How to Understand the Concept of Sub-Ledger in AO and Its Role?

Sam:

The sub-ledger provides a mechanism that allows the system to increase additional computational threads by creating new processes (i.e., sub-ledgers) when the single-threaded computational capacity of a single process reaches saturation. This approach is similar to creating new tables or shards in traditional databases to distribute the load and enhance overall processing capacity. Sub-ledgers allow computational capacity to be naturally distributed across a decentralized network, meaning that computational capacity can be dynamically adjusted and scaled based on the available computing resources in the network.

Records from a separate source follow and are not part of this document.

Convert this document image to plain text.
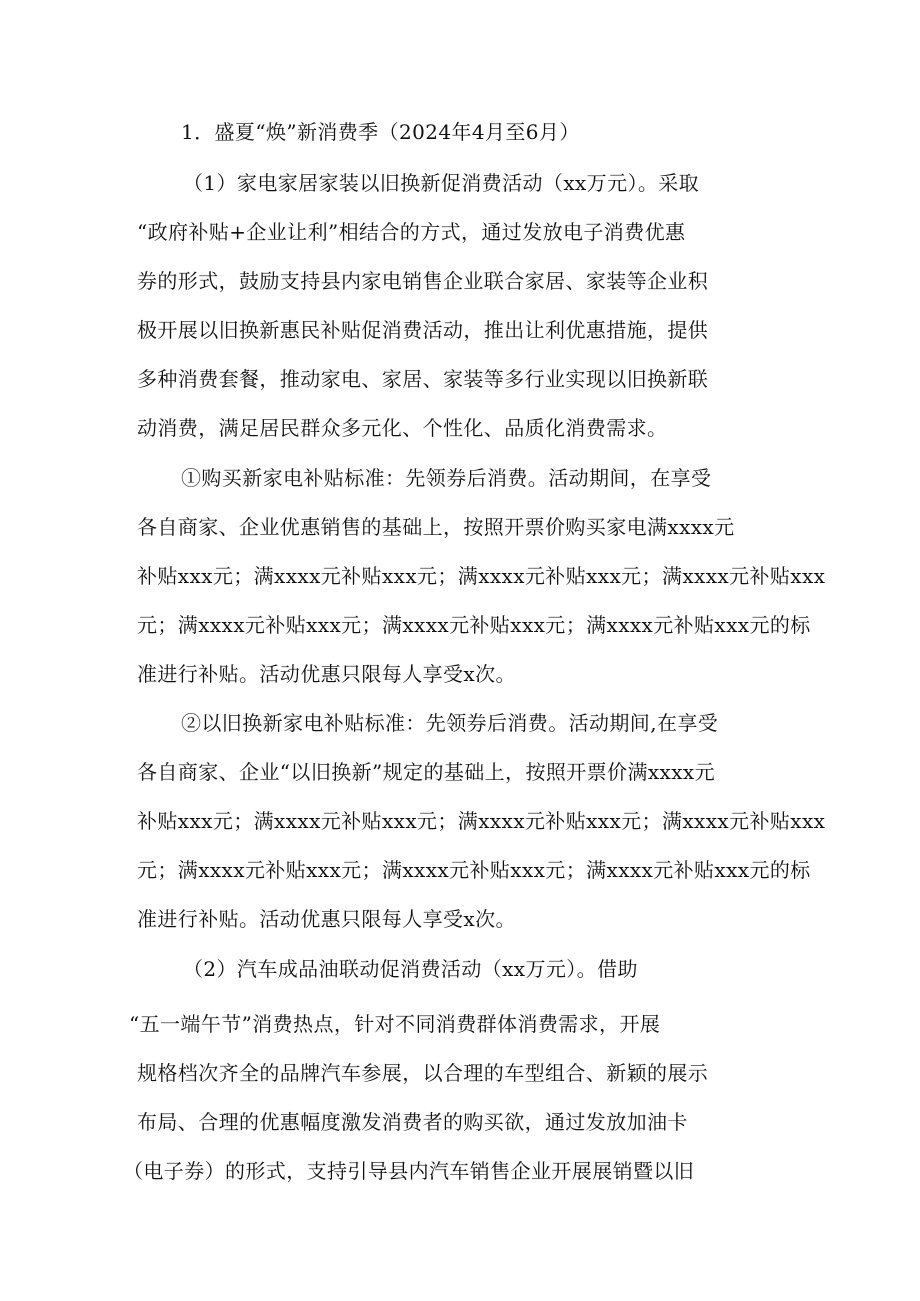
1．盛夏“焕”新消费季（2024年4月至6月）
（1）家电家居家装以旧换新促消费活动（xx万元）。采取
“政府补贴+企业让利”相结合的方式，通过发放电子消费优惠
券的形式，鼓励支持县内家电销售企业联合家居、家装等企业积
极开展以旧换新惠民补贴促消费活动，推出让利优惠措施，提供
多种消费套餐，推动家电、家居、家装等多行业实现以旧换新联
动消费，满足居民群众多元化、个性化、品质化消费需求。
①购买新家电补贴标准：先领券后消费。活动期间，在享受
各自商家、企业优惠销售的基础上，按照开票价购买家电满xxxx元
补贴xxx元；满xxxx元补贴xxx元；满xxxx元补贴xxx元；满xxxx元补贴xxx
元；满xxxx元补贴xxx元；满xxxx元补贴xxx元；满xxxx元补贴xxx元的标
准进行补贴。活动优惠只限每人享受x次。
②以旧换新家电补贴标准：先领券后消费。活动期间,在享受
各自商家、企业“以旧换新”规定的基础上，按照开票价满xxxx元
补贴xxx元；满xxxx元补贴xxx元；满xxxx元补贴xxx元；满xxxx元补贴xxx
元；满xxxx元补贴xxx元；满xxxx元补贴xxx元；满xxxx元补贴xxx元的标
准进行补贴。活动优惠只限每人享受x次。
（2）汽车成品油联动促消费活动（xx万元）。借助
“五一端午节”消费热点，针对不同消费群体消费需求，开展
规格档次齐全的品牌汽车参展，以合理的车型组合、新颖的展示
布局、合理的优惠幅度激发消费者的购买欲，通过发放加油卡
（电子券）的形式，支持引导县内汽车销售企业开展展销暨以旧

The interactions and data transfers between sub-ledgers are designed to be flexible enough so that users and application developers do not need to be aware of the underlying complexities. Users can seamlessly transact and interact across different sub-ledgers as if they were operating on a unified ledger. Tokens between sub-ledgers can be interoperable, meaning that tokens on one sub-ledger can be seamlessly transferred to another sub-ledger, and both can be merged into a unified balance. This design enhances the liquidity of tokens and simplifies the complexity of users managing multiple accounts.

The concept of sub-ledgers makes it more feasible and efficient to build payment networks on AO. Theoretically, this can support the creation of a global payment system where users can easily make payments in any currency from anywhere using their phones. Through the design of sub-ledgers, AO achieves unlimited scalability, meaning the system can expand infinitely with growing demand without encountering the common scalability bottlenecks found in traditional blockchain systems.

Conclusion

Through this in-depth conversation about AO, we learned that the SCP theory is one of the theoretical foundations of AO, SCP applications have unlimited scalability but lack interoperability, while AO originated from efforts to solve interoperability issues between different SCP applications. Later, AO was designed as a parallel computing network with a single image, achieving almost unlimited scalability through multithreaded parallel computing, while AO adopts a single system image, hiding the underlying complexities, allowing users and developers to still interact as if with a single network. In the future, AO will steadily iterate through different mainnet versions, seeking a balance between iteration speed and system stability.